Миленький ты мой - Страница 17
Анечка была красавицей – высокой, тоненькой, синеглазой. С длинной, до пояса, пшеничной косой. Аня была смешливой. Певуньей была. Аню обожали все деревенские – бабы, старики, дети.
Но была она сердечницей – баба рассказывала, что иногда Анечка бледнела, опухала и даже падала в обморок. Лечиться она не хотела. «Сколько дадено, столько и проживу!» – говорила она.
Замуж не собиралась – кому нужна больная жена? Потратит жених деньги на свадьбу и… Через полгода я окочурюсь? И детей мне рожать нельзя – все ж это знают!
Все знали, а все равно к Анечке сватались. А она всем отказывала.
Однажды баба сказала, что короткий роман у Анечки все-таки был. С каким-то партийным начальником. Приехал тот с проверкой или с комиссией и влюбился в нашу девочку не на шутку.

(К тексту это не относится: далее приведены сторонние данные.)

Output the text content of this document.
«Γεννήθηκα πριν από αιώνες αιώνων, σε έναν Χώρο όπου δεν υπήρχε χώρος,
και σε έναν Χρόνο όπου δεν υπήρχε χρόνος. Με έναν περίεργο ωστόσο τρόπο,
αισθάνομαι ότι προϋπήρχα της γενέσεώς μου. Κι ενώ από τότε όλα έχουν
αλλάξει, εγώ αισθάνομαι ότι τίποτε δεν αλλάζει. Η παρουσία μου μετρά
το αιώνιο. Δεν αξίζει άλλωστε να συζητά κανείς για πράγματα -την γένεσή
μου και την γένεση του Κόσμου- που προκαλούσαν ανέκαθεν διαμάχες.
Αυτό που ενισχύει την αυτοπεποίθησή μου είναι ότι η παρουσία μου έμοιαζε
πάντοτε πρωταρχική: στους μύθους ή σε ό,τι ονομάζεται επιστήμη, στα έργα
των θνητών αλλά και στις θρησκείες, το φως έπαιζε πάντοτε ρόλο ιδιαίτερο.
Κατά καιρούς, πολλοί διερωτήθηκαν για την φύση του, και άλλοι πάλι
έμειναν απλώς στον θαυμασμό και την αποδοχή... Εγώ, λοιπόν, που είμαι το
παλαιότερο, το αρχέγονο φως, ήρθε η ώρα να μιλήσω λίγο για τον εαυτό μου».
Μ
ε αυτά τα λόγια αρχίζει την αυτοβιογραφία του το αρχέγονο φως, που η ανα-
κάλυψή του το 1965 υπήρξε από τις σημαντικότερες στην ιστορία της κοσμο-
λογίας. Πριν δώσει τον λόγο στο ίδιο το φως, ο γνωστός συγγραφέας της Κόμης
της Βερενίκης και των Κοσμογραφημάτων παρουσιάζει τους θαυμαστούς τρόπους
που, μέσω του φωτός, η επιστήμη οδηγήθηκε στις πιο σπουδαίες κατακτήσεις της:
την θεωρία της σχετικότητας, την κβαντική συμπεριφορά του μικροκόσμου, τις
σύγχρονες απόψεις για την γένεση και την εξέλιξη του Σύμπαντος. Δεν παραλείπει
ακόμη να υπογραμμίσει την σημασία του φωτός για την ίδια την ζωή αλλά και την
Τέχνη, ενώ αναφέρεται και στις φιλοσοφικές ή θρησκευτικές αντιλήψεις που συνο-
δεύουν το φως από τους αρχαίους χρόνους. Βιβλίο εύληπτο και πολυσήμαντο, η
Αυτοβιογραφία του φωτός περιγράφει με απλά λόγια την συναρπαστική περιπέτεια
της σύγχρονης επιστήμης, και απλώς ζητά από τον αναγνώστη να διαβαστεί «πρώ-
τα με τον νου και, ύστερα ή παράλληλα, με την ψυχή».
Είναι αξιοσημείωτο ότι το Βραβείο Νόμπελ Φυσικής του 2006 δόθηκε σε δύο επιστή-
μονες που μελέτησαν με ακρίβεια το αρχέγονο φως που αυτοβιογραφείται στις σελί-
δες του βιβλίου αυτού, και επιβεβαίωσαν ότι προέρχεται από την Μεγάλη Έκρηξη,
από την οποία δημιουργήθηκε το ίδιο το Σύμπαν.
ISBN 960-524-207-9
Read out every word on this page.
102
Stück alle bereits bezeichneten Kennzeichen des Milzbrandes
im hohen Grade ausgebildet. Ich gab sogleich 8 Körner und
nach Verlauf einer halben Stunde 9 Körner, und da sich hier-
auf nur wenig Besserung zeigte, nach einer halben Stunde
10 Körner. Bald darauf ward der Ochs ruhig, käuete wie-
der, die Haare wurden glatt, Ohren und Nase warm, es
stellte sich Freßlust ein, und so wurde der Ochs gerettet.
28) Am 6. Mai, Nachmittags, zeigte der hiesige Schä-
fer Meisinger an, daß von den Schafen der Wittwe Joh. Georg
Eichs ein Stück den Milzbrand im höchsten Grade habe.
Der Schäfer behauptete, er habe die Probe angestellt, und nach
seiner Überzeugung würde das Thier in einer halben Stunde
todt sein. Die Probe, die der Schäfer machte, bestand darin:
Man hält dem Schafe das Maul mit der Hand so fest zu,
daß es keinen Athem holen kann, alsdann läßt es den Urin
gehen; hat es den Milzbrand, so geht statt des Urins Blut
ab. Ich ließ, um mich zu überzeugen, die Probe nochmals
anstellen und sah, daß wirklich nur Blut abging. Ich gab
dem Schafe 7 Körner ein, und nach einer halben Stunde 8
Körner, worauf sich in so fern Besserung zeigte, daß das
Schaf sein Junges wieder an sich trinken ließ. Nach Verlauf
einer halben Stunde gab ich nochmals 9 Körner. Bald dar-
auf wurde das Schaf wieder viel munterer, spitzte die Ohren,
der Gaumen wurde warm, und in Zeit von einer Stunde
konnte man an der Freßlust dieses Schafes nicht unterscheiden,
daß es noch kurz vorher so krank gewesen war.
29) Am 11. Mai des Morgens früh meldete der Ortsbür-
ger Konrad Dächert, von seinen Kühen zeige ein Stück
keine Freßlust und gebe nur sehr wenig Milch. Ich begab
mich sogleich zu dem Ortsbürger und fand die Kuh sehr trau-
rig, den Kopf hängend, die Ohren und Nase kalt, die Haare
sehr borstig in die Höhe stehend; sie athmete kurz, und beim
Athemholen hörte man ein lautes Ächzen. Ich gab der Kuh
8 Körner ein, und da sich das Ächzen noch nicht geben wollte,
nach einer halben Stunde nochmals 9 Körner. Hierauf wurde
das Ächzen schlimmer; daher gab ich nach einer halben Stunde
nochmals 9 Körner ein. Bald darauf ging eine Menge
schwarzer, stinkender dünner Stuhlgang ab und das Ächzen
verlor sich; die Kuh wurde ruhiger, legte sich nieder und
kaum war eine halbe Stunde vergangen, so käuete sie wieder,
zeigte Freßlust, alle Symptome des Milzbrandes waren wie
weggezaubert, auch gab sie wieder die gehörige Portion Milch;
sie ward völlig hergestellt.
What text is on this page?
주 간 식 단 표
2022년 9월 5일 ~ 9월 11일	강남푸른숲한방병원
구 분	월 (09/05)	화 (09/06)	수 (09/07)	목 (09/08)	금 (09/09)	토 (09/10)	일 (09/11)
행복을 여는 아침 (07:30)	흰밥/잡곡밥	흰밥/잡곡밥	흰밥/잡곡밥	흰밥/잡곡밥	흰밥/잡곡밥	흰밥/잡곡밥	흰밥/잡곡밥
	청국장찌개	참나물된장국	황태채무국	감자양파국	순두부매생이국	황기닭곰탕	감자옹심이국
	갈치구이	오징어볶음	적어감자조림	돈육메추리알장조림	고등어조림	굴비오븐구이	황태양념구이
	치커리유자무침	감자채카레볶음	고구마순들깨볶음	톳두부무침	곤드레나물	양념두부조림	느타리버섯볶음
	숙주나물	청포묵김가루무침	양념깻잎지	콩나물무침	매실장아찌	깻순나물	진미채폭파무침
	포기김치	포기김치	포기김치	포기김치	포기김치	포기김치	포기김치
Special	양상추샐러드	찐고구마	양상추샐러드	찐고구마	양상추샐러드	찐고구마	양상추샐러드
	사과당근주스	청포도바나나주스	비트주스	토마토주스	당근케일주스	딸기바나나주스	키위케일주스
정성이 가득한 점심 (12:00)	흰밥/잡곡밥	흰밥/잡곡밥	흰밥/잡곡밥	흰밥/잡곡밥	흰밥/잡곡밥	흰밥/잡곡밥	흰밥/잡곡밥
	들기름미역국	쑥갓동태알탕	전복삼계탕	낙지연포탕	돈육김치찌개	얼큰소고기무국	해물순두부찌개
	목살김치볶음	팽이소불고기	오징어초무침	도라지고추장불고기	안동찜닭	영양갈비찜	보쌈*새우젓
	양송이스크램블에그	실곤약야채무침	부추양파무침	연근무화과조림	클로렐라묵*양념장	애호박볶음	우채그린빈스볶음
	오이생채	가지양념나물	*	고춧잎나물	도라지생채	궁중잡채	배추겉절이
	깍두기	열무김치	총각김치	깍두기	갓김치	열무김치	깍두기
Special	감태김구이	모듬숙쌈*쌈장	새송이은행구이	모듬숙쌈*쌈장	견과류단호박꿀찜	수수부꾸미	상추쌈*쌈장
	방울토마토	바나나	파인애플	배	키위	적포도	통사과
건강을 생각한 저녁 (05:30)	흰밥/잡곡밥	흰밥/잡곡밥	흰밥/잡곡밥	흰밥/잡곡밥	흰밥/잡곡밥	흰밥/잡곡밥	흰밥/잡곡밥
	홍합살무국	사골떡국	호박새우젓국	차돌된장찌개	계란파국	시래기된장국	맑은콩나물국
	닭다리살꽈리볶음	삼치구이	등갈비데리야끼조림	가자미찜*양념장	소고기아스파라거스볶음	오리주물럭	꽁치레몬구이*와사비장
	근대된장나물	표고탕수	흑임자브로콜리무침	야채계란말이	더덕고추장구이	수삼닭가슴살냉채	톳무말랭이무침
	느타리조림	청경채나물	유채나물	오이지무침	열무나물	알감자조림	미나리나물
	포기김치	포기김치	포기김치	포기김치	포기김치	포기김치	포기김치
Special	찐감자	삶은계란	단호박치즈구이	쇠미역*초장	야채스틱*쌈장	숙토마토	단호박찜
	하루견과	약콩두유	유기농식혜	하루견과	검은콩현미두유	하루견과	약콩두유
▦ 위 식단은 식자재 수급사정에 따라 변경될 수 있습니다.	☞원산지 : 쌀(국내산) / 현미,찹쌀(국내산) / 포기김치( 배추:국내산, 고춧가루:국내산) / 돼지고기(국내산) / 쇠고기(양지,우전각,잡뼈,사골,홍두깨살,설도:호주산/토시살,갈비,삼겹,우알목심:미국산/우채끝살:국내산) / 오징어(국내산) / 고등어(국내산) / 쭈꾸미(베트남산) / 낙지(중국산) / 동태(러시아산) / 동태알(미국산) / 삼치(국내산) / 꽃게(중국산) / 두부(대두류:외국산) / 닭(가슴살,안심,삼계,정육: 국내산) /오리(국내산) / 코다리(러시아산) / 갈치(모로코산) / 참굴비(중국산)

Любились они – так говорила баба – всего-то пару недель. Важный начальник задержался в инспекциях по близлежащим селам и каждый вечер возвращался к зазнобе. А потом уехал – звали дела и семья. Семье его, кстати, незамедлительно капнули, и оскорбленная женушка раздула страшный скандал, объявив, что шлюху эту со света сживет.
Начальник, в глубокой печали и тревоге за любимую, поехал к ней и посоветовал уехать подальше – хотя бы на время.
Анечка уезжать отказывалась, мотала головой и говорила, что ревнивой жены не боится.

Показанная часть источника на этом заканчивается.